In politics, almost everything is about timing. It is difficult to say if the recent "election" of Mahmoud Abbas by the Central Council of the Palestine Liberation Organisation (PLO) as President of the state of Palestine came at a good time.

Whoever advised Abbas, who is also the President of the Palestinian National Authority (PNA), leader of Fatah and Chairman of the PLO's Executive Committee, to accept a third position at this critical stage in Palestinian history, may have pushed the Hamas-PNA conflict beyond the point of no return.

It is clear that latest act of brinkmanship was meant to undermine Hamas, which organised a conference on the "Right of Return" last week in Damascus. Some Fatah activists feared the conference could become a foundation to form a new Palestinian national council, by-passing the existing council controlled by Abbas loyalists.

The symbolic position of President of the State of Palestine has been vacant since the death of Yasser Arafat in 2004. He was elected in March 1989 following his unilateral declaration of the birth of a Palestinian state a year earlier.

At that time, Arafat's move was viewed as clever strategy to put pressure on Israel and the US to force a negotiated settlement. It all worked reasonably well when Arafat, the titular head of all Palestinians, was alive. During that time, Hamas, the most influential movement in Gaza, had chosen not to join the PNA. But it retained a good working relationship with Arafat through its leader, the late Shaikh Ahmad Yassin. It was only when both had died that Hamas decided to participate in the Palestinian political process.

Tables turn

This is when the tables turned. Hamas won the legislative elections of 2006 as Fatah was routed. It was a humiliating defeat for the organisation that claimed to represent the aspirations of all Palestinians. Abbas was forced to ask its leaders to form a new government. The rest is history.

That election is now seen as the trigger to the most dangerous internal Palestinian crisis in modern times. The animosity between injured Fatah and buoyant Hamas, which has been in control of the besieged Gaza Strip since the summer of 2007, has divided the Palestinians and the territory on which they were hoping to set up their independent state.

Today, after the failure of the latest Egyptian initiative to secure reconciliation and end Hamas' control of Gaza, the division seems irreparable. Gaza is again under Israeli siege while the political stalemate is crippling the PNA and its organisations.

Now both parties feel their luck could change. A constitutional deadline is looming and Abbas has declared his next move. He has announced that unless Hamas accepts dialogue and reverses its actions in Gaza he will call for simultaneous presidential and legislative elections early next year. Hamas has cried foul. In their view, Abbas' term as president ends in January but the Legislative Council has one more year to go. As both sides engage in a complicated legal duel, each brandishing an article in the basic law that supports his view, the Palestinian mess gets murkier.
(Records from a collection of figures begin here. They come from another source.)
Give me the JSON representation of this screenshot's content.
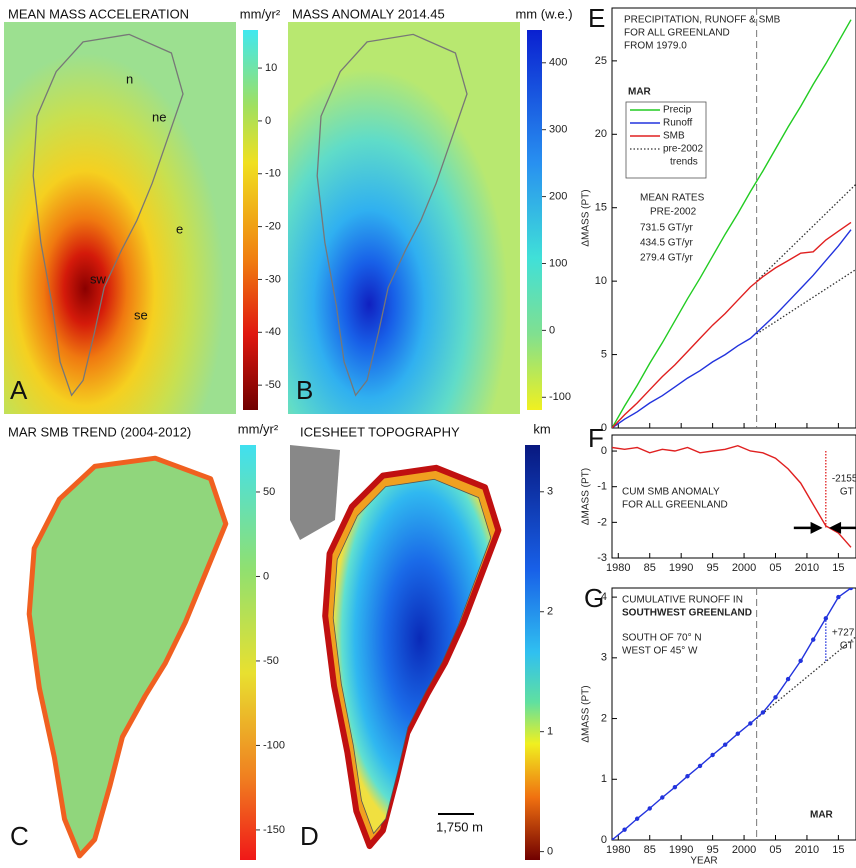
{
  "maps": [
    {
      "panel": "A",
      "title": "MEAN MASS ACCELERATION",
      "unit": "mm/yr²",
      "cbar_lim": [
        -54.7,
        17.2
      ],
      "cbar_ticks": [
        10,
        0,
        -10,
        -20,
        -30,
        -40,
        -50
      ],
      "labels": [
        "n",
        "ne",
        "e",
        "se",
        "sw"
      ]
    },
    {
      "panel": "B",
      "title": "MASS ANOMALY  2014.45",
      "unit": "mm (w.e.)",
      "cbar_lim": [
        -119,
        449
      ],
      "cbar_ticks": [
        400,
        300,
        200,
        100,
        0,
        -100
      ],
      "labels": []
    },
    {
      "panel": "C",
      "title": "MAR SMB TREND (2004-2012)",
      "unit": "mm/yr²",
      "cbar_lim": [
        -167.8,
        77.8
      ],
      "cbar_ticks": [
        50,
        0,
        -50,
        -100,
        -150
      ],
      "labels": []
    },
    {
      "panel": "D",
      "title": "ICESHEET TOPOGRAPHY",
      "unit": "km",
      "cbar_lim": [
        -0.07,
        3.39
      ],
      "cbar_ticks": [
        3,
        2,
        1,
        0
      ],
      "labels": [
        "1,750 m"
      ]
    }
  ],
  "chart_data": [
    {
      "type": "line",
      "panel": "E",
      "title_lines": [
        "PRECIPITATION, RUNOFF & SMB",
        "FOR ALL GREENLAND",
        "FROM 1979.0"
      ],
      "ylabel": "ΔMASS  (PT)",
      "xlim": [
        1979,
        2017.8
      ],
      "ylim": [
        0,
        28.6
      ],
      "yticks": [
        0,
        5,
        10,
        15,
        20,
        25
      ],
      "xticks": [
        1980,
        1985,
        1990,
        1995,
        2000,
        2005,
        2010,
        2015
      ],
      "vline": 2002,
      "legend_title": "MAR",
      "x": [
        1979,
        1981,
        1983,
        1985,
        1987,
        1989,
        1991,
        1993,
        1995,
        1997,
        1999,
        2001,
        2003,
        2005,
        2007,
        2009,
        2011,
        2013,
        2015,
        2017
      ],
      "series": [
        {
          "name": "Precip",
          "color": "#22cc22",
          "values": [
            0,
            1.5,
            2.9,
            4.4,
            5.8,
            7.3,
            8.8,
            10.2,
            11.7,
            13.2,
            14.6,
            16.1,
            17.5,
            19.0,
            20.5,
            21.9,
            23.4,
            24.8,
            26.3,
            27.8
          ]
        },
        {
          "name": "Runoff",
          "color": "#2233dd",
          "values": [
            0,
            0.6,
            1.1,
            1.7,
            2.2,
            2.8,
            3.4,
            3.9,
            4.5,
            5.0,
            5.6,
            6.1,
            6.9,
            7.7,
            8.6,
            9.5,
            10.4,
            11.4,
            12.4,
            13.5
          ]
        },
        {
          "name": "SMB",
          "color": "#e02020",
          "values": [
            0,
            0.9,
            1.7,
            2.6,
            3.5,
            4.3,
            5.2,
            6.1,
            7.0,
            7.8,
            8.7,
            9.6,
            10.3,
            10.9,
            11.4,
            11.9,
            12.0,
            12.8,
            13.4,
            14.0
          ]
        }
      ],
      "trends": {
        "name_lines": [
          "pre-2002",
          "trends"
        ],
        "color": "#333333",
        "lines": [
          {
            "x": [
              2002,
              2017.8
            ],
            "values": [
              6.4,
              10.8
            ]
          },
          {
            "x": [
              2002,
              2017.8
            ],
            "values": [
              10.0,
              16.6
            ]
          }
        ]
      },
      "rates_title": [
        "MEAN RATES",
        "PRE-2002"
      ],
      "rates": [
        {
          "text": "731.5 GT/yr",
          "color": "#22aa22"
        },
        {
          "text": "434.5 GT/yr",
          "color": "#e02020"
        },
        {
          "text": "279.4 GT/yr",
          "color": "#2233dd"
        }
      ]
    },
    {
      "type": "line",
      "panel": "F",
      "text_lines": [
        "CUM SMB ANOMALY",
        "FOR ALL GREENLAND"
      ],
      "ylabel": "ΔMASS  (PT)",
      "xlim": [
        1979,
        2017.8
      ],
      "ylim": [
        -3,
        0.45
      ],
      "yticks": [
        0,
        -1,
        -2,
        -3
      ],
      "xticks": [
        1980,
        {
          "value": 1985,
          "label": "85"
        },
        1990,
        {
          "value": 1995,
          "label": "95"
        },
        2000,
        {
          "value": 2005,
          "label": "05"
        },
        2010,
        {
          "value": 2015,
          "label": "15"
        }
      ],
      "x": [
        1979,
        1981,
        1983,
        1985,
        1987,
        1989,
        1991,
        1993,
        1995,
        1997,
        1999,
        2001,
        2003,
        2005,
        2007,
        2009,
        2011,
        2013,
        2015,
        2017
      ],
      "series": [
        {
          "name": "SMB",
          "color": "#e02020",
          "values": [
            0.1,
            0.05,
            0.1,
            -0.05,
            0.05,
            0,
            0.1,
            -0.05,
            0,
            0.05,
            0.15,
            0,
            -0.05,
            -0.2,
            -0.5,
            -0.9,
            -1.5,
            -2.1,
            -2.3,
            -2.7
          ]
        }
      ],
      "marker": {
        "x": 2013,
        "y": [
          0,
          -2.155
        ],
        "color": "#e02020",
        "labels": [
          "-2155",
          "GT"
        ]
      }
    },
    {
      "type": "line",
      "panel": "G",
      "text_lines": [
        "CUMULATIVE  RUNOFF IN",
        "SOUTHWEST GREENLAND",
        "SOUTH OF 70° N",
        "  WEST OF 45° W"
      ],
      "note": "MAR",
      "ylabel": "ΔMASS  (PT)",
      "xlabel": "YEAR",
      "xlim": [
        1979,
        2017.8
      ],
      "ylim": [
        0,
        4.15
      ],
      "yticks": [
        0,
        1,
        2,
        3,
        4
      ],
      "vline": 2002,
      "xticks": [
        1980,
        {
          "value": 1985,
          "label": "85"
        },
        1990,
        {
          "value": 1995,
          "label": "95"
        },
        2000,
        {
          "value": 2005,
          "label": "05"
        },
        2010,
        {
          "value": 2015,
          "label": "15"
        }
      ],
      "x": [
        1979,
        1981,
        1983,
        1985,
        1987,
        1989,
        1991,
        1993,
        1995,
        1997,
        1999,
        2001,
        2003,
        2005,
        2007,
        2009,
        2011,
        2013,
        2015,
        2017
      ],
      "series": [
        {
          "name": "Runoff",
          "color": "#2233dd",
          "values": [
            0,
            0.17,
            0.35,
            0.52,
            0.7,
            0.87,
            1.05,
            1.22,
            1.4,
            1.57,
            1.75,
            1.92,
            2.1,
            2.35,
            2.65,
            2.95,
            3.3,
            3.65,
            4.0,
            4.15
          ]
        }
      ],
      "trends": {
        "color": "#333333",
        "lines": [
          {
            "x": [
              2002,
              2017.8
            ],
            "values": [
              2.0,
              3.35
            ]
          }
        ]
      },
      "marker": {
        "x": 2013,
        "y": [
          2.95,
          3.65
        ],
        "color": "#2233dd",
        "labels": [
          "+727",
          "GT"
        ]
      }
    }
  ]
}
Thus the election of Abbas as President of Palestine comes as a new development in this ongoing tussle. Will his new title, symbolic as it is, help him overcome any constitutional caveats that stand in the way of holding new double elections?

That may be the case. But failing to sway Hamas and end the rift, Abbas, who continues to enjoy the backing of Israel and the US, needs to prepare the Palestinian political scene for the advent of a new administration in Washington and a new government in Israel. Still, an Israeli paper reported few days ago that a security panel has called on the government to prevent the holding of new Palestinian elections for fear of another Hamas victory. It also predicted the Abbas' political marginalisation in the coming months.

Failing to dislodge Hamas in Gaza, Abbas will face the dire possibility of restricting elections to the West Bank. But this will further fragment the Palestinian cause and its supporters.

Now that Fatah and Abbas have made their move, we wait for the reaction. It could all boil down to a de facto Fatahland in the West Bank and Hamastan in Gaza. One thing was clear last week and that is for millions of Palestinians news of Abbas' election as president of their non-existing state was met with indifference, some may even say sadness and dismay.

 

Osama Al Sharif is a veteran Jordanian journalist based in Amman.